Attenzione, per esempio, a non attribuire valore taumaturgico alle famose economie di scala. «Per una catena sono un fattore importante di ottimizzazione dei costi» ricordano i due ceo «ma non puoi certo pensare di averle quando di farmacie ne hai soltanto dieci. Idem per la diversificazione, regionale e tipologica: se le tue farmacie sono distribuite su più regioni e sono differenti per dimensioni, composizione del fatturato e clientela di riferimento, sai che in caso di incertezze o cali di alcuni mercati riesci a compensare con le altre. Se hai farmacie concentrate principalmente in una regione o della stessa tipologia, i tuoi ricavi hanno molta meno flessibilità».

«Non bastano le economie di scala a sostenere un progetto retail» è il parere di Massimo Mercati, amministratore delegato di Apoteca Natura (che con Neo Apotek aveva concluso nel 2021 una partnership in cui ora subentrerà Dr.Max) «la farmacia non è soltanto sell in ma anche sell out e gestione del personale, se alla base non c’è un progetto industriale ben calibrato difficile che si riesca ad andare lontano». Anche per Mercati, in ogni caso, la farmacia è un mercato in cui vale la pena investire. «Noi andiamo avanti proprio perché siamo convinti che c’è valore» conferma «e nei prossimi due anni investiremo sul brand Apoteca natura perché riteniamo che sia importante la riconoscibilità del marchio da parte del pubblico».

Invece per Francesco Carantani, co-ceo di Farmagorà, ogni ragionamento sulla qualità dei progetti con i quali il capital è entrato nel canale farmacia non va disgiunto dall’imponderabilità delle ultime crisi. «Rincari degli eurotassi e carenza del personale, da cui un imprevedibile aumento del costo del lavoro hanno scompaginato molte stime» osserva «ma il canale mantiene intatto il suo interesse per chi vuole investire con una logica di lungo periodo. Certo, i prezzi di acquisto delle farmacie hanno fluttuato nel tempo, anche se ora sembrano tendere al raffreddamento. La nostra linea è quella di proseguire con il passo che ci siamo dati sin dall’inizio, senza strappi: una o due acquisizioni al mese, rapida integrazione nella rete, sviluppo del modello della farmacia di relazione».

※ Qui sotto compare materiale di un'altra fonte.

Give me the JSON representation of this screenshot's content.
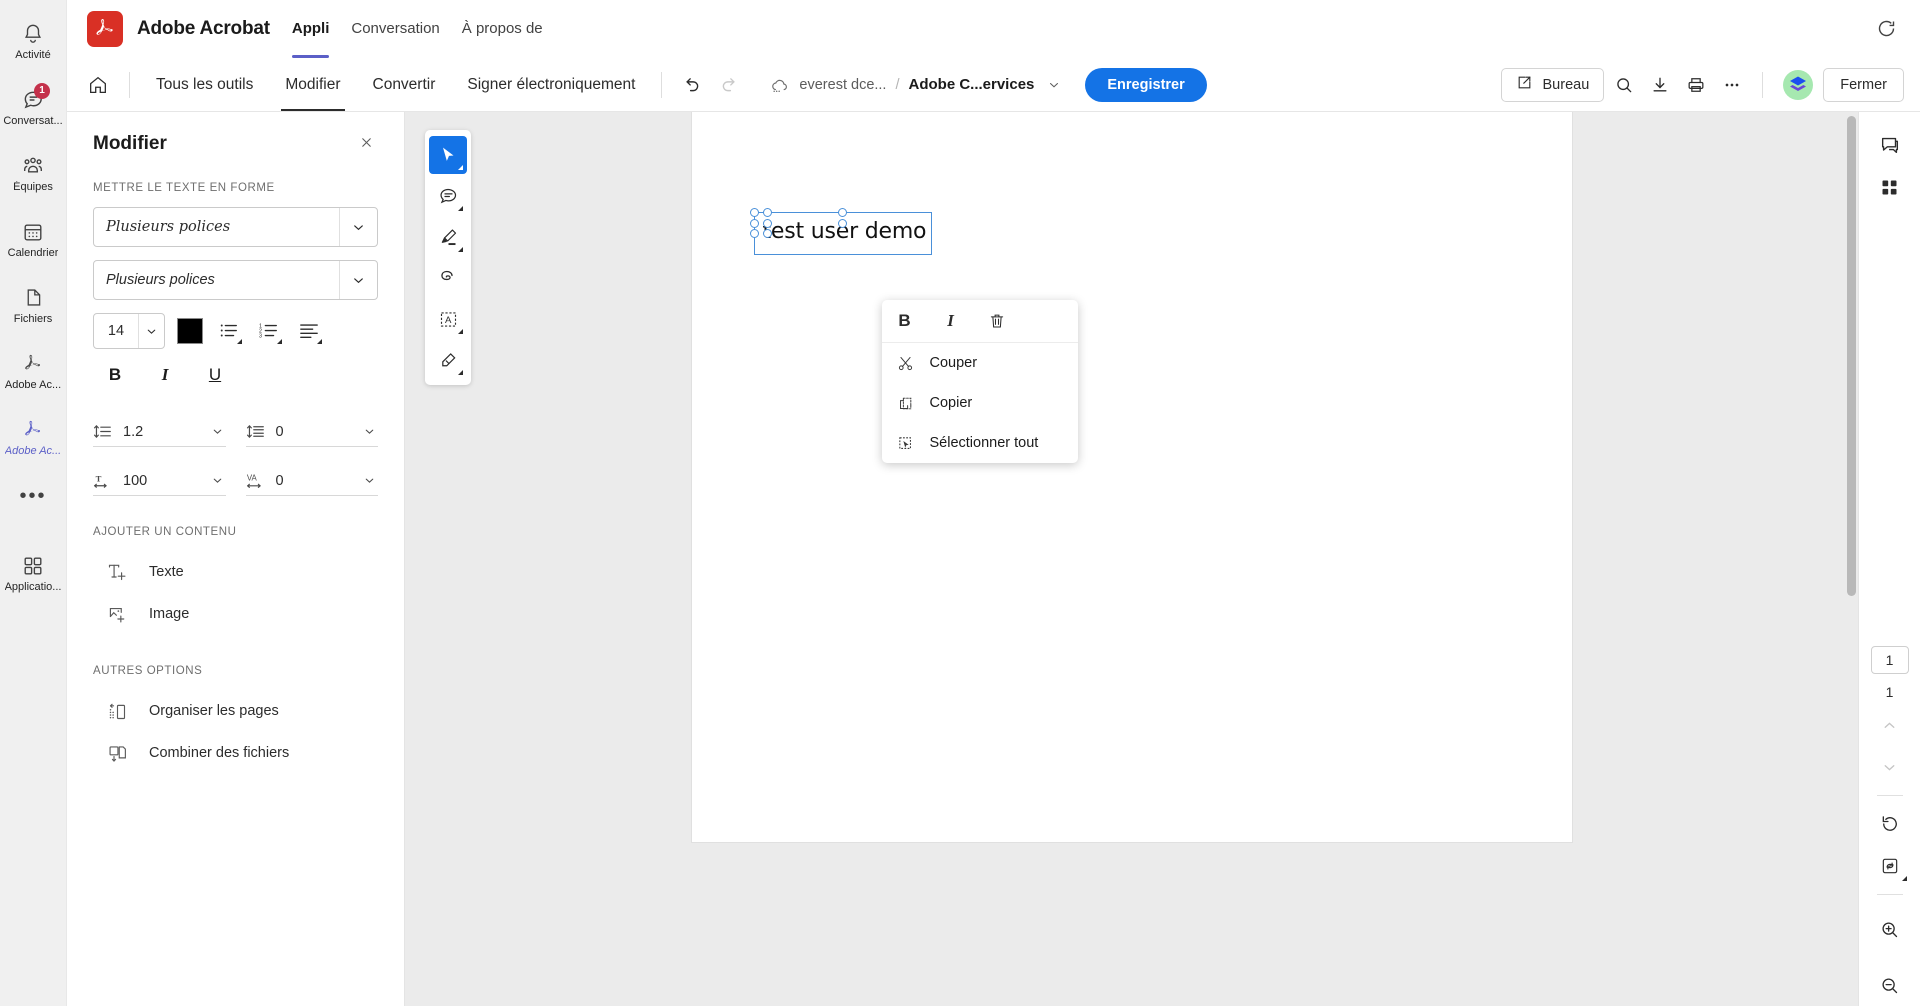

Intanto, a dimostrazione del fatto che la proprietà delle farmacie fa ancora gola, proseguono acquisizioni e integrazioni: Hippocrates conta attualmente 385 farmacie rogitate, Boots è a 80 e prevede a brevissimo l’ingresso di cinque nuovi esercizi, Alma Farmacie – che ha in corso un aumento di capitale – è a quota 40, nove delle quali prossime al rogito, Farmagorà me annovera 32. Di certo il Monopoi non si è fermato.